I'm adding paragraph breaks as well but that's just me and readability


----------



## Mrs Magpie (Feb 13, 2012)

TopCat said:


> The adventure playground in Battersea park was legendary amongst us local kids.


An amazing bloke called Jumbo (not his real name, iirc his real name was Greek) built a lot of that. He was a legend in Adventure Playground circles. He did a lot at Slade Gardens in Brixton and advised loads of playgrounds on building safe but exciting structures. They uncovered a WWII UXB when they were building the Battersea Park Adventure Playground. The army came in and blew it up....bits of tattered sandbag fluttering from treetops....


----------



## Ponyutd (Feb 13, 2012)

ViolentPanda said:


> Not surprised really, though. They used to be pretty punctilious about clearing up the mess, from what I remember, and as the pier was still in use, they probably tidied the foreshore too.
> Ever tried further up, by the old Swan riverside pub?


Never been up that way. I tend to stay round Vauxhall way. Lots of stuff coming up last few days because of very low tides. Had a nice Roman coin myself. It's currently soaking in Olive oil to loosen the crud up on it. Probably take a week or more.


----------



## oryx (Feb 13, 2012)

There was a very good Timeshift documentary on BBC4 tonight about fairgrounds and their history - some great old footage.

http://www.bbc.co.uk/programmes/b012zmy7

I didn't actually recognise any as Battersea but it could well be.


----------



## xsunnysuex (Feb 19, 2012)

I spent a great deal of my childhood at that fun fair.  My parents used to take me.  My clearest memory is standing watching the big dipper on one side,  and tip the lady out of bed on the other.  Battesea Park was a magic place to me then.  I remember the parades they used to have.  I went back last summer for the first time in years.  Was quite sad to see what it's become.


----------



## ViolentPanda (Feb 20, 2012)

xsunnysuex said:


> I spent a great deal of my childhood at that fun fair. My parents used to take me. My clearest memory is standing watching the big dipper on one side, and tip the lady out of bed on the other. Battesea Park was a magic place to me then. I remember the parades they used to have. I went back last summer for the first time in years. Was quite sad to see what it's become.


 
It's all very orderly now, very inoffensive except for the canada geese.


----------



## totalarsewipe (Jun 16, 2012)

I remember my old mother taking us in the late fifties and meeting Freddie Mills (the british boxer)
and getting his autograph.  Then he punched us out.  It was well wicked.   Remember the  Rotor where you stuck to the walls.  Well fuckin' iffy that was.


----------



## RoyReed (Jun 16, 2012)

totalarsewipe said:


> I remember my old mother taking us in the late fifties and meeting Freddie Mills (the british boxer)
> and getting his autograph. Then he punched us out. It was well wicked. Remember the Rotor where you stuck to the walls. Well fuckin' iffy that was.

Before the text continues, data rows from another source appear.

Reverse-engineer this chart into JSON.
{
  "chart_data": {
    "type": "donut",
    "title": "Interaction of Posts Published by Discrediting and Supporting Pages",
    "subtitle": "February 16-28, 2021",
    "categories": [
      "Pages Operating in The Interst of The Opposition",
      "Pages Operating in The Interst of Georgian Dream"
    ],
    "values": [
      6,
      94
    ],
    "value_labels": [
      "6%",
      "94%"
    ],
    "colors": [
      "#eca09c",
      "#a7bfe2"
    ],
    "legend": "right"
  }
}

Freddie Mills used to be our milkman back in the fifties. He worked on a round delivering milk around the top of Brixton Hill/Upper Tulse Hill area. Before she died my mum told me that he gave me a friendly punch one time, but misjudged it and knocked me flying.

I remember my Gran going on the water slide and getting soaked and my Dad going on the big dipper. I loved the treetop walkway. This must have been about 1958 when I was six.


----------



## ex harry gray (Jan 12, 2013)

i worked at battersea funfair for harry gray up till it closed then moved to southend on sea with harry's sons henry and harry jrn, pat o'neill also moveed to s o s,
great times had at battersea and was gutted when it closed, i got paid £14 a week and always got paid on a monday night, the reason for being paid on a monday i was told
that in harry's travelling days pull down was on a sat night, move sunday and start bulding up and finish it on a monday, if the men got paid on a sunday they would have it on
there toes before pull down, now aged 55 and still miss it like mad. regards dave


----------



## Jean Barber (Jan 24, 2013)

ex harry gray said:


> i worked at battersea funfair for harry gray up till it closed then moved to southend on sea with harry's sons henry and harry jrn, pat o'neill also moveed to s o s,
> great times had at battersea and was gutted when it closed, i got paid £14 a week and always got paid on a monday night, the reason for being paid on a monday i was told
> that in harry's travelling days pull down was on a sat night, move sunday and start bulding up and finish it on a monday, if the men got paid on a sunday they would have it on
> there toes before pull down, now aged 55 and still miss it like mad. regards dave





ex harry gray said:


> i worked at battersea funfair for harry gray up till it closed then moved to southend on sea with harry's sons henry and harry jrn, pat o'neill also moveed to s o s,
> great times had at battersea and was gutted when it closed, i got paid £14 a week and always got paid on a monday night, the reason for being paid on a monday i was told
> that in harry's travelling days pull down was on a sat night, move sunday and start bulding up and finish it on a monday, if the men got paid on a sunday they would have it on
> there toes before pull down, now aged 55 and still miss it like mad. regards dave


----------



## Jean Barber (Jan 24, 2013)

My Friend Lorraine and I worked for Mr. Gee who own the candy floss shop and we worked in their kiosks.  We worked for Phyllis on the Archery and the duck stalls.  Happy Days, were had there and staff rides on the Big Dipper were many!  I worked for the O'Neils on one of the kiddie rides they had and was there the day of the accident when 5 people were killed my broyfriend at the time was driving the dipper that day - he survived.  I was born very near to Albert Bridge in Anhalt Road, would never be able to afford one of those houses! but great and happy times.


----------



## oryx (Jan 24, 2013)

Jean Barber said:


> My Friend Lorraine and I worked for Mr. Gee who own the candy floss shop and we worked in their kiosks. We worked for Phyllis on the Archery and the duck stalls. Happy Days, were had there and staff rides on the Big Dipper were many! I worked for the O'Neils on one of the kiddie rides they had and was there the day of the accident when 5 people were killed my broyfriend at the time was driving the dipper that day - he survived. I was born very near to Albert Bridge in Anhalt Road, would never be able to afford one of those houses! but great and happy times.


 
I remember seeing the accident on the news when I was a kid living up north and it was the first time I'd ever heard of Battersea. I never dreamed I would live there for over 20 years!


----------



## cybertect (Jan 25, 2013)

The fair makes a few appearances on the big screen. 

ITV were showing the 1963 comedy 'The Wrong Arm of the Law' last weekend, in which Peter Sellers sets up a meeting of London criminal bosses with senior officers from the Yard, riding on the Big Dipper and merry-go-round.

It also featured in two 1961 flicks: 'The Day The Earth Caught Fire' (one of the best British Sci-Fi movies IMO) and the British answer to Godzilla, 'Gorgo'

http://blackholereviews.blogspot.co.uk/2006/11/gorgo-1961-new-japanese-dvd-release.html?m=1


----------



## davesgcr (Jan 26, 2013)

I was taken as a youngster circa 1963 or so - don't remember the fair - but do the aerial walkway (must have made a huge impression , - that plus the bus ride from N7)


----------